The Transilvania International Film Festival has announced its competition line-up and jury for its eighth edition.

An international jury of Catalan actress Assumpta Serna, American filmmaker Jim Stark, Hungarian director Szabolcs Hajdu, Screen International critic Dan Fainaru and head of the New York Romanian Cultural Institute Corina Suteu will pick the winners of the Transilvania Trophy and also the best directing and best cinematography awards.

The 12 films in the festival’s international competition are:

  • Awakening From A Dream, dir. Freedy Mas Franqueza (Spain-Poland)
  • Bahrtalo! Good Luck!, dir. Robert Lakatos (Hungary)
  • A Complete History Of My Sexual Failures, dir. Chris Waitt (UK)
  • The Dead Girl’s Feast, dir. Matheus Nachtergaele (Brazil)
  • Everyone Else, dir. Maren Ade (Germany)
  • Hollywood, I’m Sleeping Over Tonight, dir. Antoine de Maximy (France)
  • Kabuli Kid, dir. Barmak Akram (France-Afghanistan)
  • La Nana, dir. Sebastian Silva (Chile-Mexico)
  • Machan, dir. Uberto Pasolini (Sri Lanka-Italy-Germany)
  • My Marlon And Brando, dir. Huseyin Karabey (Turkey)
  • North, dir. Rune Denstad Langlo (Norway)
  • Police, Adjective, dir. Corneliu Porumboiu (Romania)
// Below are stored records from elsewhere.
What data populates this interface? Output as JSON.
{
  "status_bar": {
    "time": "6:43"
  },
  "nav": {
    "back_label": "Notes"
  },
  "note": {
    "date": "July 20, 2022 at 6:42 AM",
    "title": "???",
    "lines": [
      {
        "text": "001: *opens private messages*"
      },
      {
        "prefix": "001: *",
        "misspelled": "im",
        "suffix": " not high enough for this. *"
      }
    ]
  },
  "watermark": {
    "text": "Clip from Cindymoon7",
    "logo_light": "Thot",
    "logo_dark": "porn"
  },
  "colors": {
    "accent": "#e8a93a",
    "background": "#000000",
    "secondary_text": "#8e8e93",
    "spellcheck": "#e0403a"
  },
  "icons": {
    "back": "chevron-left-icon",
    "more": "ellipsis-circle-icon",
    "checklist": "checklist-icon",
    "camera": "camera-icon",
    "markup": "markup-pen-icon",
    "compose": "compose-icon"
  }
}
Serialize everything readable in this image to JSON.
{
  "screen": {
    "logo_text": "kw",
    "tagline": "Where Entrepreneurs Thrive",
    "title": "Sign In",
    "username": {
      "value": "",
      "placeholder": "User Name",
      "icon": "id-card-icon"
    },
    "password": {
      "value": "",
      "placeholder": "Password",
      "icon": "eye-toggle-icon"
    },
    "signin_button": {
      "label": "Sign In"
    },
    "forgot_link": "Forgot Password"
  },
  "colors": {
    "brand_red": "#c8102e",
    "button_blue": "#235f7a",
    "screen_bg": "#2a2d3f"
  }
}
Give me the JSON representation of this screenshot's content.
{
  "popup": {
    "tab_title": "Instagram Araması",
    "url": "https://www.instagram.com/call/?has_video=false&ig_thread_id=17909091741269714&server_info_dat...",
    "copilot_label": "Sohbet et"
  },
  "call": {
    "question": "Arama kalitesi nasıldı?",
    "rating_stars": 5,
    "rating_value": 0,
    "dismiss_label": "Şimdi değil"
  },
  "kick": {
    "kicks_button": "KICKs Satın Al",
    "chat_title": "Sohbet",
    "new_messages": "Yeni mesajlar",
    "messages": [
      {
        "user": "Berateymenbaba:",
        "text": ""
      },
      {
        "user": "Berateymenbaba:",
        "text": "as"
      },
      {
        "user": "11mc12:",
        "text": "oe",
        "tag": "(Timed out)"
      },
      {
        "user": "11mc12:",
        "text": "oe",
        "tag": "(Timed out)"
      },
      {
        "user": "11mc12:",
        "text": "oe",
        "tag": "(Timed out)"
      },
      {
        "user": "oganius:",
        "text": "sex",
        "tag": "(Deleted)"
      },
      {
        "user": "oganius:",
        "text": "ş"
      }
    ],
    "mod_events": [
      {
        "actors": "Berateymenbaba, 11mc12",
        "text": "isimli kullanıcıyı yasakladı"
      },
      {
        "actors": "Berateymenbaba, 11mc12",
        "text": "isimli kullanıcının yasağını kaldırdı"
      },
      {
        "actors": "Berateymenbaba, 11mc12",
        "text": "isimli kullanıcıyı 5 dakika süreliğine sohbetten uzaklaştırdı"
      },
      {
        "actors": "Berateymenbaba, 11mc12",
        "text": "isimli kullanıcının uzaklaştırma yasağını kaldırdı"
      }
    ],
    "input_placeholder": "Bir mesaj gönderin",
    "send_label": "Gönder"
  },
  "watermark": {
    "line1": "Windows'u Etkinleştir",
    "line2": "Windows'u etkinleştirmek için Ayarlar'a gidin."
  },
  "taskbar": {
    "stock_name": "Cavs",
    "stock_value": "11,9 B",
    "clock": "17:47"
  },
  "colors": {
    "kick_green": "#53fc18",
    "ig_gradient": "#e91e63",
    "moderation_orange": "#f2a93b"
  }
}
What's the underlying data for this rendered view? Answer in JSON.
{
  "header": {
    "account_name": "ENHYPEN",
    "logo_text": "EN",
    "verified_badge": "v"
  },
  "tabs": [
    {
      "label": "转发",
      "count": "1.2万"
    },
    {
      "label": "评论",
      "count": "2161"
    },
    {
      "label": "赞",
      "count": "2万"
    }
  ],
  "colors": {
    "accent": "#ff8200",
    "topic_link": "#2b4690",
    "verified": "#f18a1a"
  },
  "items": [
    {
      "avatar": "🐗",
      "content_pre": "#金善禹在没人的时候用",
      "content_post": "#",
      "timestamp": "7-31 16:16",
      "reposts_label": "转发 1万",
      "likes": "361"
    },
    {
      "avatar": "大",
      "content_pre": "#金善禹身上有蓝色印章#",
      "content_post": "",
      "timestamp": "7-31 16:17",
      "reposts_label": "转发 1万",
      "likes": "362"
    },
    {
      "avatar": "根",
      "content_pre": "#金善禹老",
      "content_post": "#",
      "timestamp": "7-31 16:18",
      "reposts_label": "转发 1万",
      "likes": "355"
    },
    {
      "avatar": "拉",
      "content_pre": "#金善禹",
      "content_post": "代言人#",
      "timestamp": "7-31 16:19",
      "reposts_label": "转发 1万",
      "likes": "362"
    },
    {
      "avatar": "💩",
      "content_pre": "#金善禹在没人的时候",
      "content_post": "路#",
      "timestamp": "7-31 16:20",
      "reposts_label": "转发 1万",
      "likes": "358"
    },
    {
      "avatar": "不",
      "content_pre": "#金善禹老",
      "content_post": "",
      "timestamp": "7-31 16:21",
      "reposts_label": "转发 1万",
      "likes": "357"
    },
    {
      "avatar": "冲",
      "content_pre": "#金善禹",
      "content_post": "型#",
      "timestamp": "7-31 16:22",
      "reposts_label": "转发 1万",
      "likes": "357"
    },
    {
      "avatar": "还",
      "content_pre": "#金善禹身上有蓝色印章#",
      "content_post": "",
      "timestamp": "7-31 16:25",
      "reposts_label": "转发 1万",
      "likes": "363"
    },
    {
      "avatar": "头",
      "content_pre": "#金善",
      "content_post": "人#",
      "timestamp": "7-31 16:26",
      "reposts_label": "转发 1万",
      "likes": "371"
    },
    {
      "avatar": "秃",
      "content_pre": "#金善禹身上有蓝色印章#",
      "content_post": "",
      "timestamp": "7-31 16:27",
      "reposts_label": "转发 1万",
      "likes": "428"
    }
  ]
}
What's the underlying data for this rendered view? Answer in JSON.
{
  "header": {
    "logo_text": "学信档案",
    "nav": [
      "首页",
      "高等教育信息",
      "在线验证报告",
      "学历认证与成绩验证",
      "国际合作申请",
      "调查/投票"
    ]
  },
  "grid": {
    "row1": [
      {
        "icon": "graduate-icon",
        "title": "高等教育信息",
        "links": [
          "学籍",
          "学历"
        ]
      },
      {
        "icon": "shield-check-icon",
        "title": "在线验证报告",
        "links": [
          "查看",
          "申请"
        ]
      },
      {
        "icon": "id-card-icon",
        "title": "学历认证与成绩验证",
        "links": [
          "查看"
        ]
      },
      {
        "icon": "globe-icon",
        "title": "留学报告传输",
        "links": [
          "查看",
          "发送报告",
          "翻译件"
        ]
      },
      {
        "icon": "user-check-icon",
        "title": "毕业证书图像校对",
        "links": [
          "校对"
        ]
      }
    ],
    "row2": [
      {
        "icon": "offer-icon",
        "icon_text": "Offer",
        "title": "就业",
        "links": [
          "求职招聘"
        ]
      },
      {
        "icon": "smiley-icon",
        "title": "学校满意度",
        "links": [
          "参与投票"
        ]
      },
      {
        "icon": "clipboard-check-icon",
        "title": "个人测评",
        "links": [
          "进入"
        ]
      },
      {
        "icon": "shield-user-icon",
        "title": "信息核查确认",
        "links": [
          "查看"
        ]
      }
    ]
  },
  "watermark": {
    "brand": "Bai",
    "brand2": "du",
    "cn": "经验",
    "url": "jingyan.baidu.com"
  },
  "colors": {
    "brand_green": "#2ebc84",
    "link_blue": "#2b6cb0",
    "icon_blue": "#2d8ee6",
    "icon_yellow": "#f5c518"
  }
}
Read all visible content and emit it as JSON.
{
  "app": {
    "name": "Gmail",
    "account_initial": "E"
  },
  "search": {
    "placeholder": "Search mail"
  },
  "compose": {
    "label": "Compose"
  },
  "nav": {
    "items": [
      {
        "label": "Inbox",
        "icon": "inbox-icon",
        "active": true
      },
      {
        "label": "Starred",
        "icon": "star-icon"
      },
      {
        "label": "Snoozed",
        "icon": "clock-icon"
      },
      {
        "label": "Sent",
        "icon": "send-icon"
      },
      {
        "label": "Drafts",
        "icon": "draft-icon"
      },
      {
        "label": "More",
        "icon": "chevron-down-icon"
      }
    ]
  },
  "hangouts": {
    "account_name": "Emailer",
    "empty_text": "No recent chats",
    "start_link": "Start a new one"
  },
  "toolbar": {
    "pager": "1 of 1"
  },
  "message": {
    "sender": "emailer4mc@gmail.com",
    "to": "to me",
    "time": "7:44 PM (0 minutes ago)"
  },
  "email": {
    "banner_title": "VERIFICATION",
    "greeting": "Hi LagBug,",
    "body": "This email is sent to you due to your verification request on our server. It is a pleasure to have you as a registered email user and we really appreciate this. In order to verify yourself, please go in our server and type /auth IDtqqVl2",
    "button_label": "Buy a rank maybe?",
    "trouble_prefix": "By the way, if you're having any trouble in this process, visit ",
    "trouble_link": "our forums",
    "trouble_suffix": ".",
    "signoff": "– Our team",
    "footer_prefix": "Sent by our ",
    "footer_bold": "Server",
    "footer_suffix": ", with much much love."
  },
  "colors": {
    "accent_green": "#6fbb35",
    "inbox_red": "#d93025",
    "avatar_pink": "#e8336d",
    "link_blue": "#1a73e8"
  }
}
Porumboiu’s Police, Adjective, which screened in Un Certain Regard in Cannes, will also screen in the Romanian Days selection. As previously reported, Cristian Mungiu’s Tales From The Golden Age, which also screened in Un Certain Regard, will open the festival May 29. The seven features in the Romanian Days competition are:

  • Constantin And Elena, dir. Andrei Dascalescu
  • The Happiest Girl In The World, dir. Radu Jude
  • Hooked, dir. Adrian Sitaru
  • Katalin Varga, dir. Peter Strickland
  • The Other Irina, dir. Andrei Gruzsniczki
  • Police, Adjective, dir. Corneliu Porumboiu
  • Tales From The Golden Age, dir. Ioana Uricaru, Hanno Hofer, Razvan Marculescu, Contantin Popescu, Cristian Mungiu

The festival offers audiences in Romania — where there are fewer than 100 screens — a rare opportunity to see such recent international successes as Oscar-winning documentary Man On Wire and 2008 Camera d’Or winner Hunger. The program also includes recent films from Finland, Italy, Moldova, Poland and retrospectives of Jim Jarmusch and Mika Kaurismaki.

Guests at this year’s festival include Israeli film-maker Menahem Golan. Italian actress Claudia Cardinale and Romanian actor Florin Piersic will receive Lifetime Achievement awards.

The annual event, which takes place in the northern city of Cluj Napoca, has become an important stop on the international festival circuit and has tracked the rise of the Romanian film since its first edition in 2002, when Mungiu’s feature debut Occident won the Transilvania Trophy.

Last year’s festival saw more than 50,000 admissions.